Now it is time to submit a workflow. In order to do that, we write:
askhl@erlkoenig:~/htw-workflow-bs$ htw-util workflow workflow.py
Add: relax ready 7fabeab7 tree/relax-tf7xlviq
askhl@erlkoenig:~/htw-workflow-bs$ htw-util ls
relax ready 7fabeab7 tree/relax-tf7xlviq
Note that the job is shown as ready, which signifies that is ready to be run, i.e. it is not yet submitted.
The commands have created following file-structure. Useful linux command to view the structure of the calculations in the physical filesystem is called tree:
askhl@erlkoenig:~/htw-workflow-bs$ tree tree
tree
└── relax-tf7xlviq
└── input.json
1 directory, 1 file
To run the workflow, i.e. relax the geometrty of a molecule, it is suggested first to do a dry-run i.e. what would be submitted. To that end, there is the -z parameter. Run:
user@computer:~/htw-workflow-bs$ htw-util run tree/relax-tf7xlviq/ -z
would run <Future(relax, 7fabeab7, /home/askhl/htw-workflow-bs/tree/relax-tf7xlviq)>
To actually submit the task, a following command needs to be executed:
user@computer:~/htw-workflow-bs$ htw-util run tree/relax-tf7xlviq/
We can now observe that the calculation is running (XXX):
user@computer:~/htw-workflow-bs$ htw-util ls
relax xxx 7fabeab7 tree/relax-tf7xlviq
After the task has finished, we can observe that is set to state done:
user@computer:~/htw-workflow-bs$ htw-util ls
relax done 7fabeab7 tree/relax-tf7xlviq
One may now see, that the task folder has been amended with a group of files, which are related to the execution of the task. These may be internal files, such in this case as there is GPAW output file, optimizer logs, optimization trajectory and thus not directly related to htw-util. However, the files related to htw-util are input.json, and output.json, which are the formal input and return value of the task which was executed:
user@computer:~/htw-workflow-bs$ tree tree/
tree/
└── relax-tf7xlviq
├── gpaw.txt
├── input.json
├── opt.log
├── opt.traj
└── out.json
1 directory, 5 files
Next step is to do a ground state calculation, based on the relaxed geometry. To do this, add a following line to the workflow.py:
rn.task('gs', atoms=relax.output, calculator=calculator)
This tells the runner to define a task passing the output of the relaxed task under the name atoms.
We need to also define a corresponding task:
def gs(atoms, calculator):
calc = GPAW(**calculator)
atoms.calc = calc
atoms.get_potential_energy()
gpw = Path('gs.gpw')
calc.write(gpw)
return gpw
We make it return a Path object inside wherever the task runs. When other tasks run, they will see such paths relative to the own task’s directory. This makes it possible to pass paths from one task to another.
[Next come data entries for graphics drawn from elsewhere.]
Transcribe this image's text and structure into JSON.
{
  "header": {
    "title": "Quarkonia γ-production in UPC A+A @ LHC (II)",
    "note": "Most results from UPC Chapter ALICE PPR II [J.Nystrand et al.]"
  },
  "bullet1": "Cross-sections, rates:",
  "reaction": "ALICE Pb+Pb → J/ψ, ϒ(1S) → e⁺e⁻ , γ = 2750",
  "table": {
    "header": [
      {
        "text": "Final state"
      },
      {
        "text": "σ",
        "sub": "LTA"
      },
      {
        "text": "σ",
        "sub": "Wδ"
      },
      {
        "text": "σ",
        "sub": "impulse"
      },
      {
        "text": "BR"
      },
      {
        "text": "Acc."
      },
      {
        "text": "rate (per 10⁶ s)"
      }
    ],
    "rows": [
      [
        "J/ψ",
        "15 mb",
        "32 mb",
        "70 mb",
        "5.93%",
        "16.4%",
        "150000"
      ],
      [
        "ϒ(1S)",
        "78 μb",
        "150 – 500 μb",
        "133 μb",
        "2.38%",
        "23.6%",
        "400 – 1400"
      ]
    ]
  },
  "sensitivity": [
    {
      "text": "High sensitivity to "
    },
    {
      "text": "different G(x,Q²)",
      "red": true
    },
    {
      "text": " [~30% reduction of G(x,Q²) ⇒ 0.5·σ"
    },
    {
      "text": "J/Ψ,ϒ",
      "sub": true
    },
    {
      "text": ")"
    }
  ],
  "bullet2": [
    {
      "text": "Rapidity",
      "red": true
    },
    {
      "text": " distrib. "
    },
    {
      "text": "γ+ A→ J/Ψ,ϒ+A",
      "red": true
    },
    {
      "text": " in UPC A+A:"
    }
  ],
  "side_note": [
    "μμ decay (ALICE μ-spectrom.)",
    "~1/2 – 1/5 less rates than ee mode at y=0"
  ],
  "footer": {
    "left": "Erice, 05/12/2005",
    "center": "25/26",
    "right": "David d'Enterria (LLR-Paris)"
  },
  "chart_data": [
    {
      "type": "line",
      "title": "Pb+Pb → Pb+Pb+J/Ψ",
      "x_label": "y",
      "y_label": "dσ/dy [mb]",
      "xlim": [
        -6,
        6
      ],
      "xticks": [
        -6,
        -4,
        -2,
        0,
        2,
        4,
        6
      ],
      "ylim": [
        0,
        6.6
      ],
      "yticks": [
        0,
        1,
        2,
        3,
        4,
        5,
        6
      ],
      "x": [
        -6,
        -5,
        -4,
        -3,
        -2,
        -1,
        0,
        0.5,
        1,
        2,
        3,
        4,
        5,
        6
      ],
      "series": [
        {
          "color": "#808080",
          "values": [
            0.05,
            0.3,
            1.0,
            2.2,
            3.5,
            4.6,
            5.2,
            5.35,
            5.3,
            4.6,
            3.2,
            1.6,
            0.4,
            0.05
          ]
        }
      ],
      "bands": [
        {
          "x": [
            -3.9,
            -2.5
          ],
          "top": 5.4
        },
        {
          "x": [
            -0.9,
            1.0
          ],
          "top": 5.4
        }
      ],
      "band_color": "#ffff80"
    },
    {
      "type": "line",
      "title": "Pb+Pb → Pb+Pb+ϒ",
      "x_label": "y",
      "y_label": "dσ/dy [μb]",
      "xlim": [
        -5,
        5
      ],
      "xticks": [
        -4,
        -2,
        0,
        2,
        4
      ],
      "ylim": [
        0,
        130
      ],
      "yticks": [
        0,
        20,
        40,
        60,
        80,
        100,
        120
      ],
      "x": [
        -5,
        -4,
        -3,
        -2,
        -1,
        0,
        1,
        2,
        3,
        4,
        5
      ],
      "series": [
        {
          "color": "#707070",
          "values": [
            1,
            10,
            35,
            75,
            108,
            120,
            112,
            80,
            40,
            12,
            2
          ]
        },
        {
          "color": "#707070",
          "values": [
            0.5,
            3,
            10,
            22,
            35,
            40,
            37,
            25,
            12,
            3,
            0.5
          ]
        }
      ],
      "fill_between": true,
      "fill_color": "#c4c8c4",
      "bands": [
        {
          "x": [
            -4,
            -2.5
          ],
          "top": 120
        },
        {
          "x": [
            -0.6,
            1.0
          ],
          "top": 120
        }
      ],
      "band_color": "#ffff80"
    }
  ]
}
If we run the workflow again, we will get the followin tree:
askhl@erlkoenig:~/htw-workflow-bs$ tree tree
tree
├── gs-gebijtk9
│ └── input.json
└── relax-tf7xlviq
├── gpaw.txt
├── input.json
├── opt.log
├── opt.traj
└── out.json
2 directories, 6 files
askhl@erlkoenig:~/htw-workflow-bs$
Finally let us add a band structure task and run it:
def bs(gpw):
gscalc = GPAW(gpw)
atoms = gscalc.get_atoms()
path = atoms.cell.bandpath(density=5)
calc = gscalc.fixed_density(kpts=path.kpts, symmetry='off',
txt='gpaw.txt')
atoms.calc = calc
bs = calc.band_structure()
bs.write('bs.json')
return bs
This requires the followin line in the workflow:
rn.task('bs', gpw=gs.output)
where gs is the object returned by rn.task(‘gs’, …).
Now execute the workflow and run the tasks. The band structure can be found in bs.json afterwards.